WADA cracks down on banned drugs

The World Anti-Doping Agency (Wada) has widened the net on performance-enhancing drugs by creating a new class of banned substances that includes drugs sold on the black market before approval by the pharmaceutical industry.

Wada has also reduced the classification of a stimulant involved in a dozen doping cases in India, opening the chance for some athletes to be cleared to compete in next month's Commonwealth Games.

At a meeting in Montreal last weekend, Wada's executive committee approved a new banned list for 2011 that will go in effect on 1 January 2010.

The most significant change is the addition of a new section on "non-approved substances," a move to combat cheating with drugs that are still under clinical development by medical companies.

Looking at what’s on the black market

"The intention is to look at things that are on the black market before they've been launched by the pharmaceutical industry," Wada director general David Howman said. "While substances are in the research and development stage, sometimes they do get out there.

"We just want to make sure that there is some way that they can be covered because we are alert to the fact that they're picked up."

Howman cited the example of CERA, an advanced version of the endurance-enhancing blood hormone EPO that has been at the centre of several cycling and Olympic doping scandals.

"It came on the market in May or June 2008, but then we found out that it was on the black market as far back as 2005," Howman said.

Disqualified athletes

After a French lab devised a test for CERA, four riders were caught using the drug at the 2008 Tour de France. Last year, the International Olympic Committee retested samples from the 2008 Beijing Olympics and disqualified five athletes for CERA use.
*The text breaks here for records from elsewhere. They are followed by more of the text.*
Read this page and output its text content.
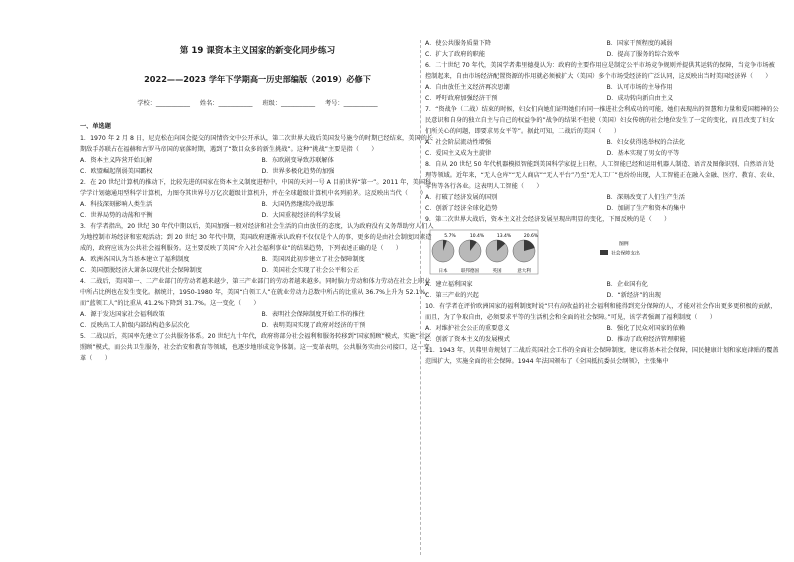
第 19 课资本主义国家的新变化同步练习
2022——2023 学年下学期高一历史部编版（2019）必修下
学校：___________ 姓名：___________ 班级：___________ 考号：___________
一、单选题

1．1970 年 2 月 8 日，尼克松在向国会提交的国情咨文中公开承认，第二次世界大战后美国发号施令的时期已经结束，美国的长期敌手苏联占在福赫和古罗马帝国的衰落时期，遇到了“数目众多的新生挑战”。这种“挑战”主要是指（　　）

A．资本主义阵营开始瓦解	B．东欧剧变导致苏联解体
C．欧盟崛起削弱美国霸权	D．世界多极化趋势的加强

2．在 20 世纪计算机的推动下，比较先进的国家在资本主义制度进程中，中国的天河一号 A 目前世界“第一”。2011 年，美国科学学计划德通用型科学计算机，力图夺其世界号万亿次超级计算机升，并在全球超级计算机中名列前茅。这反映出当代（　　）

A．科技深刻影响人类生活	B．大国仍然继续冷战思维
C．世界局势的动荡和平衡	D．大国重视经济的科学发展

3．有学者指出，20 世纪 30 年代中期以后，美国加强一般对经济和社会生活的自由放任的态度，认为政府没有义务帮助穷人们人为地控制市场经济和宏观活动；到 20 世纪 30 年代中期，美国政府逐渐承认政府不仅仅是个人的事，更多的是由社会制度因素造成的，政府应该为公共社会福利服务。这主要反映了美国“介入社会福利事业”的结果趋势，下列表述正确的是（　　）

A．欧洲各国认为当基本建立了福利制度	B．美国因此初步建立了社会保障制度
C．美国摆脱经济大萧条以现代社会保障制度	D．美国社会实现了社会公平和公正

4．二战后，美国第一、二产业部门的劳动者越来越少，第三产业部门的劳动者越来越多。同时脑力劳动和体力劳动在社会上职业中所占比例也在发生变化。据统计，1950-1980 年，美国“白领工人”在就业劳动力总数中所占的比重从 36.7%上升为 52.1%，而“蓝领工人”的比重从 41.2%下降到 31.7%。这一变化（　　）

A．源于发达国家社会福利政策	B．表明社会保障制度开始工作的推往
C．反映出工人阶级内部结构趋多层次化	D．表明美国实现了政府对经济的干预

5．二战以后，英国率先建立了公共服务体系。20 世纪九十年代，政府将部分社会福利和服务转移到“国家照顾”模式，实施“社区照顾”模式，而公共卫生服务，社会治安和教育等领域，也逐步地形成竞争体制。这一变革表明，公共服务实由公司接口，这一变革（　　）

A．使公共服务质量下降	B．国家干预程度的减弱
C．扩大了政府的职能	D．提高了服务的综合效率

6．二十世纪 70 年代，美国学者弗里德曼认为：政府的主要作用应是制定公平市场竞争规则并提供其运转的保障，当竞争市场被控制起来，自由市场经济配置资源的作用就必须被扩大（美国）多个市场受经济的广泛认同，这反映出当时美国经济界（　　）

A．自由放任主义经济再次思潮	B．认可市场的主导作用
C．呼吁政府加强经济干预	D．成功转向新自由主义

7．“资战争（二战）结束的时候，妇女们向她们证明她们有同一推进社会利成功的可能，她们表现出的智慧和力量和爱国精神的公民意识和自身的独立自主与自己的权益争的”战争的结果不但使（美国）妇女传统的社会地位发生了一定的变化，而且改变了妇女们所关心的问题，即要求男女平等”。据此可知，二战后的美国（　　）

A．社会阶层流动性增强	B．妇女获得选举权的合法化
C．爱国主义成为主旋律	D．基本实现了男女的平等

8．自从 20 世纪 50 年代机器模拟智能到美国科学家提上日程，人工智能已经和运用机器人制造、语音及图像识别、自然语言处理等领域。近年来，“无人仓库”“无人商店”“无人平台”乃至“无人工厂”也纷纷出现，人工智能正在融入金融、医疗、教育、农业、零售等各行各业。这表明人工智能（　　）

A．打破了经济发展的国别	B．深刻改变了人们生产生活
C．创新了经济全球化趋势	D．加剧了生产和资本的集中

9．第二次世界大战后，资本主义社会经济发展呈现出明显的变化，下图反映的是（　　）

5.7%
日本
10.4%
联邦德国
13.4%
英国
20.6%
意大利
图例
社会保障支出
A．建立福利国家	B．企业国有化
C．第三产业的兴起	D．“新经济”的出现

10．有学者在评价欧洲国家的福利制度时说“只有高收益的社会福利和能得到充分保障的人，才能对社会作出更多更积极的贡献，而且，为了争取自由，必须要求平等的生活机会和全面的社会保障。”可见，该学者强调了福利制度（　　）

A．对维护社会公正的重要意义	B．强化了民众对国家的依赖
C．创新了资本主义的发展模式	D．推动了政府经济管理职能

11．1943 年，贝弗里奇规划了二战后英国社会工作的全面社会保障制度，建议将基本社会保障，国民健康计划和家庭津贴的覆盖范围扩大，实施全面的社会保障。1944 年法国颁布了《全国抵抗委员会纲领》，主张集中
"I don't think anybody got off in the past," Howman said. "This is more about looking to the future. There wasn't a loophole that has been exposed. This is more a hole without the loop."

Also on the new non-approved list are veterinary substances that have been used for medicinal purposes in humans in the past.

Although they have since been discontinued, Wada says the drugs can still be obtained illegally for performance enhancement.

WADA also loosened the classification of Methylexanemine to the "specified stimulant" list, which covers drugs that are more susceptible to inadvertent use and can carry reduced penalties.

Indian athletes tested positive

About a dozen Indian athletes have tested positive for the drug in recent months, including seven who were on India's team for the Commonwealth Games in New Delhi.

Wada said Methylexanemine was sold as a medicine until the early 1970s and has now reappeared in some nutritional supplements and cooking oils.

Sanctions for use of the drug can be reduced if athletes can prove they did not intend to enhance performance. Penalties can range from a warning to a two-year ban.

Wada said the change was not related to the new Indian cases, but the agency notified India's national anti-doping body of the impending decision.

Athletes will have to go to an Indian tribunal to argue their case. If they receive only a warning, they would have a chance to compete in the Commonwealth Games.

"The onus is still on the athlete to prove to the satisfaction of the tribunal that this is how it got into their body and the tribunal has to accept that," Howman said. "Wada also retains a right of appeal."